汗や涙を舐めたとき「しょっぱい」と感じたことはありませんか?

私たちの体液には「塩分」=ナトリウムが含まれているからです。

ナトリウム(Na)は、人間の生命維持に必要不可欠な「五大栄養素」の

  • 炭水化物(糖質)
  • 脂質
  • タンパク質
  • ビタミン
  • ミネラル

「ミネラル」に属する栄養素の一つで

の中で体にもっとも大切な栄養素です。

たくさんの体液が失われるとそれだけ塩分も失ってしまうため、汗を多くかく場合などには「水だけ」ではなく、同時に塩分も補給しないといけません。

ナトリウム濃度が低下するのが水中毒

人間の血液中には、生命維持のために一定濃度のナトリウムが必要とされています。

通常は、腎臓が体に送り出すナトリウムの量を調節してくれいています。

しかし、急に大量の水を飲んでしまうことでその調節ができなくなり、

体のナトリウム(塩分)の濃度が大きく変化することでさまざまな問題が生じます。

関連 塩の摂りすぎでおこる食塩中毒とは?

水中毒(低ナトリウム血症)が引き起こす病気

日常生活では、

1日に水を1.5~2.0リットル

を摂るくらいが理想的とされています。

しかし、水を摂りすぎることで体内や細胞内の水分が増えると、
肺、脳、心臓、筋肉など、からだ中で「むくみ=浮腫(ふしゅ)」が生じます。

  • 軽い疲労感

からはじまり

  • 頭痛
  • 嘔吐
  • 意識がもうろうとする精神障害

をきたし、ひどい場合は

  • 肺浮腫
  • 脳浮腫
  • 心不全
  • 痙攣(けいれん)
  • 昏睡

を経て死に至ることもあります。

国内や海外でも死亡事故例

水中毒が起こりがちな死亡例としては、

マラソン選手などが激しい運動で発汗した際、

水分補給に水だけを摂ってしまい死亡した例が多く報告されています。

またアメリカでは、無理な「水飲みコンテスト」の参加者が死亡した事故が起きています。

このときは一度に7リットルの水を飲んだそうです。

セルフチェック!水中毒の症状

水中毒が疑われる人は次のような傾向があります。

トイレの回数が増える

水中毒で最初に現れる症状は「多尿・頻尿」です。

体内に水分が多すぎると感知した身体機能が、バランスを保とうとして、余分な水を排出します。
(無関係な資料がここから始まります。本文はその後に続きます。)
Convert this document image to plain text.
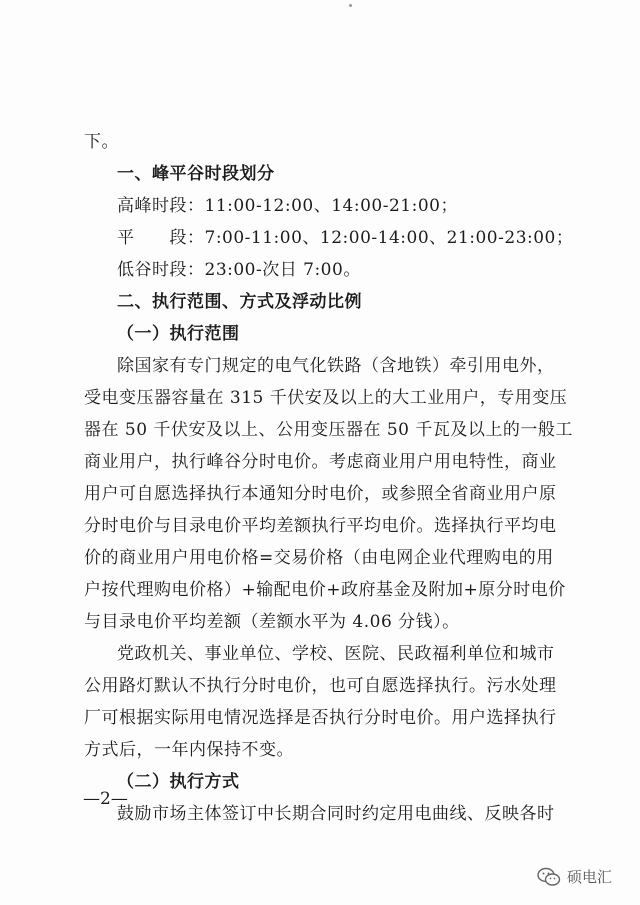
下。
一、峰平谷时段划分
高峰时段：11:00-12:00、14:00-21:00；
平　　段：7:00-11:00、12:00-14:00、21:00-23:00；
低谷时段：23:00-次日 7:00。
二、执行范围、方式及浮动比例
（一）执行范围
除国家有专门规定的电气化铁路（含地铁）牵引用电外，
受电变压器容量在 315 千伏安及以上的大工业用户，专用变压
器在 50 千伏安及以上、公用变压器在 50 千瓦及以上的一般工
商业用户，执行峰谷分时电价。考虑商业用户用电特性，商业
用户可自愿选择执行本通知分时电价，或参照全省商业用户原
分时电价与目录电价平均差额执行平均电价。选择执行平均电
价的商业用户用电价格=交易价格（由电网企业代理购电的用
户按代理购电价格）+输配电价+政府基金及附加+原分时电价
与目录电价平均差额（差额水平为 4.06 分钱）。
党政机关、事业单位、学校、医院、民政福利单位和城市
公用路灯默认不执行分时电价，也可自愿选择执行。污水处理
厂可根据实际用电情况选择是否执行分时电价。用户选择执行
方式后，一年内保持不变。
（二）执行方式
鼓励市场主体签订中长期合同时约定用电曲线、反映各时
—2—
硕电汇
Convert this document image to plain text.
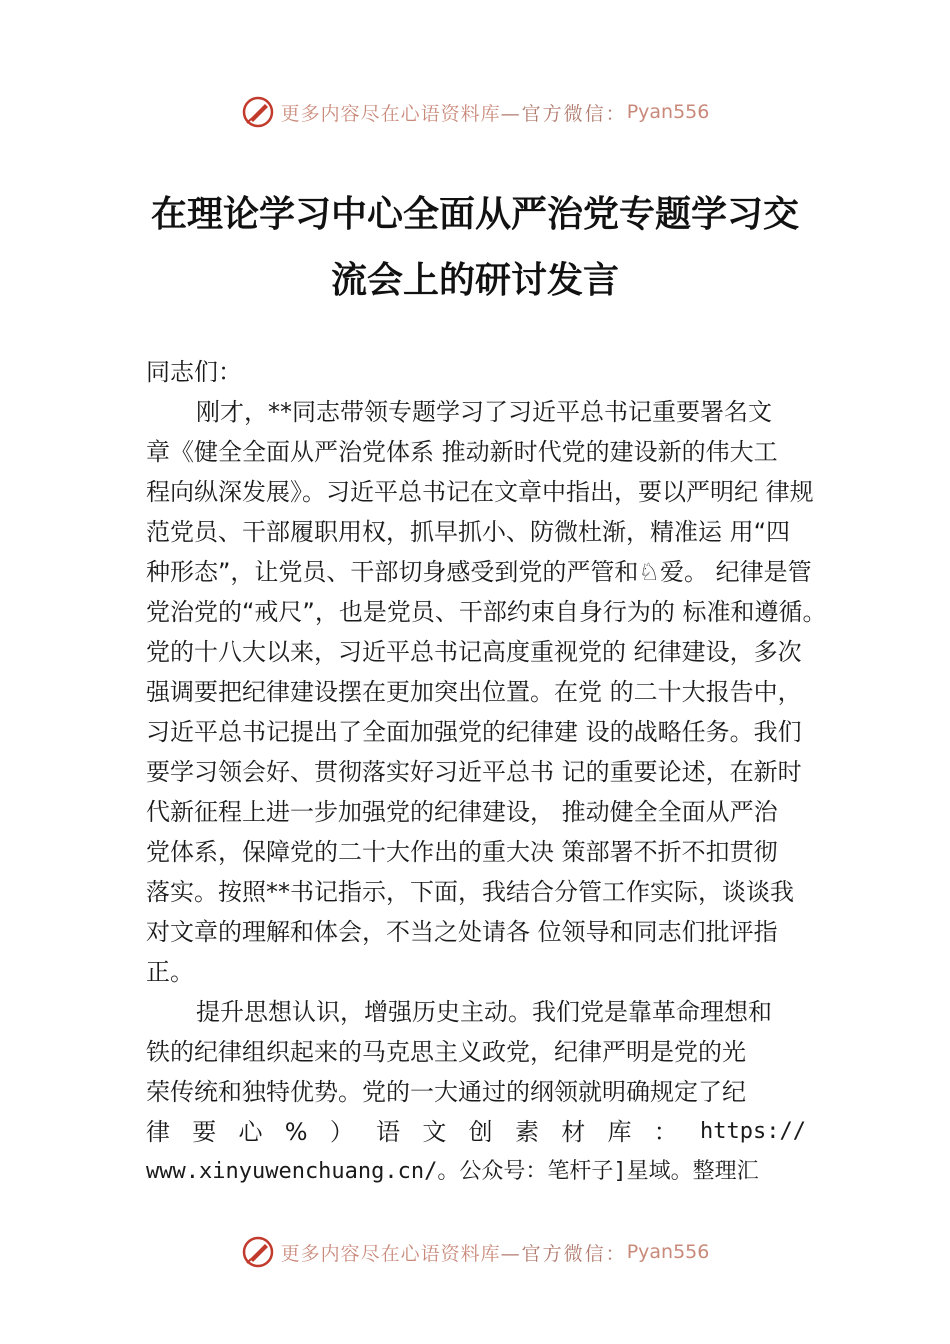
更多内容尽在心语资料库 —官方微信： Pyan556
在理论学习中心全面从严治党专题学习交
流会上的研讨发言
同志们：
刚才，**同志带领专题学习了习近平总书记重要署名文
章《健全全面从严治党体系 推动新时代党的建设新的伟大工
程向纵深发展》。习近平总书记在文章中指出，要以严明纪 律规
范党员、干部履职用权，抓早抓小、防微杜渐，精准运 用“四
种形态”，让党员、干部切身感受到党的严管和♘爱。 纪律是管
党治党的“戒尺”，也是党员、干部约束自身行为的 标准和遵循。
党的十八大以来，习近平总书记高度重视党的 纪律建设，多次
强调要把纪律建设摆在更加突出位置。在党 的二十大报告中，
习近平总书记提出了全面加强党的纪律建 设的战略任务。我们
要学习领会好、贯彻落实好习近平总书 记的重要论述，在新时
代新征程上进一步加强党的纪律建设， 推动健全全面从严治
党体系，保障党的二十大作出的重大决 策部署不折不扣贯彻
落实。按照**书记指示，下面，我结合分管工作实际，谈谈我
对文章的理解和体会，不当之处请各 位领导和同志们批评指
正。
提升思想认识，增强历史主动。我们党是靠革命理想和
铁的纪律组织起来的马克思主义政党，纪律严明是党的光
荣传统和独特优势。党的一大通过的纲领就明确规定了纪
律 要 心 % ） 语 文 创 素 材 库 ： https://
www.xinyuwenchuang.cn/。公众号：笔杆子]星域。整理汇
更多内容尽在心语资料库 —官方微信： Pyan556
人によっては、「おねしょ」や「尿失禁」も症状としてあらわれる場合があるようです。

血尿がでる

水中毒は筋肉細胞まで壊してしまうこともあります。

筋肉の細胞が壊れると「横紋筋融解症おうもんきんゆうかいしょう」といわれる症状となり、結果

  • 手足の脱力感
  • しびれ
  • 筋肉痛

を感じることがあります。

筋肉の「ミオグロビン」という成分が血中に溶け出すと、

おしっこで体外に排泄されていきます。

ミオグロビンは赤いことから、尿が赤くなり、血尿のように見えることがあります。

行動がおかしくなる

水中毒により肺にむくみが生じる「脳浮腫」が起こると、

  • 食欲不振
  • 頭痛
  • ぼんやりして集中力が続かない
  • 身体がだるい
  • すぐに眠気が襲ってくる

というような状態になります。

悪化すると、吐き気や嘔吐、錯乱、幻聴が起こり、人格が変わったようになってしまいます。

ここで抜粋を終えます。